Here are 30 of the most common names used for sugar on labels:
Agave Nectar • Barley malt • Beet sugar • Brown sugar • Buttered syrup • Blackstrap molasses • Cane juice crystals • Cane sugar • Corn syrup • Corn syrup solids • Crystalline fructose • Dextrin • Dextrose • Evaporated cane juice • Fructose • Fruit juice concentrate • Glucose solids • Golden sugar • High Fructose Corn Syrup • Invert sugar • Lactose • Maltodextrin • Maltose • Malt syrup • Molasses • Raw sugar • Refiner’s syrup • Rice syrup • Sucrose • Turbinado sugar
3. Navigate ingredient lists
Now that you can spot added sugars in a list of ingredients, it’s time to start reading them! Going completely added-sugar free is nearly impossible, but this simple trick can help you find healthier options in the supermarket.

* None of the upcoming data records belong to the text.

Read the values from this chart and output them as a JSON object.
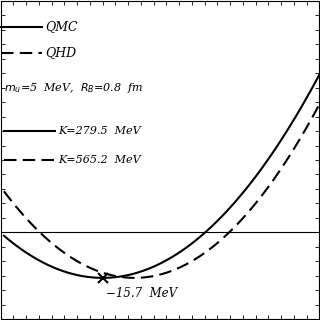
{
  "legend_qmc": "QMC",
  "legend_qhd": "QHD",
  "param_text1": "$m_u$=5  MeV,  $R_B$=0.8  fm",
  "k_qmc_text": "K=279.5  MeV",
  "k_qhd_text": "K=565.2  MeV",
  "min_label": "−15.7  MeV",
  "x_min": 0.0,
  "x_max": 0.5,
  "y_min": -30,
  "y_max": 80,
  "rho0_qmc": 0.16,
  "rho0_qhd": 0.21,
  "E_min_qmc": -15.7,
  "E_min_qhd": -15.7,
  "K_qmc": 279.5,
  "K_qhd": 565.2,
  "background_color": "#ffffff",
  "solid_color": "#000000",
  "dashed_color": "#000000"
}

When comparing foods with added sugars such as cereals, breads and salad dressings, go for the ones that contain less than 3g of sugar per serving, or ones that list sugar as the 5th ingredient or later. Since ingredients are listed by weight, the later sugar appears on the list the less you’ll be eating.
4. Spot the sneaky sources
Foods don’t necessarily have to taste sweet to contain added sugar. In fact, sugar is present in most of the packaged foods we consume, even the savory ones you’d never suspect. Some common sneaky sources of added sugar are: Packaged breads, salad dressing, Asian sauces, frozen dinners, cereals, fruit spreads, yogurt, instant oatmeal, vitamin enhanced waters, non-dairy milks and tomato sauces.
5. Swap in fruit
Instead of pouring sugar sweetened vinaigrette dressing all over your salad, add some fresh berries or sliced fruit. Same goes for yogurt: skip the fruit-at-the-bottom goop, and add fresh berries and nuts to plain yogurt instead. Fruit is a wonderful, natural source of sugar that also provides your body with fiber, vitamins, and minerals.
6. Make dessert special
I’m not saying never have them, but save the cookies, ice cream, cheesecake, and soda for special occasions, like a nice dinner out with friends or a weekend barbeque. If your meal needs a sweet finish, prep a big bowl of fruit salad on Sunday to help you curb any after-dinner cookie cravings during the week.
7. Realize it’s not all or nothing
Just because you want to “stop eating added sugar” doesn’t mean you need to cut out every last gram. Yes, you can still enjoy ketchup on your cheeseburger and your afternoon square of dark chocolate.
To put a serious dent in decreasing your intake, start with the biggest sources, like soda, and foods you eat frequently, such as sandwich bread. Picking up no-sugar-added packaged foods, like pasta sauce and dressings, is another great place to start.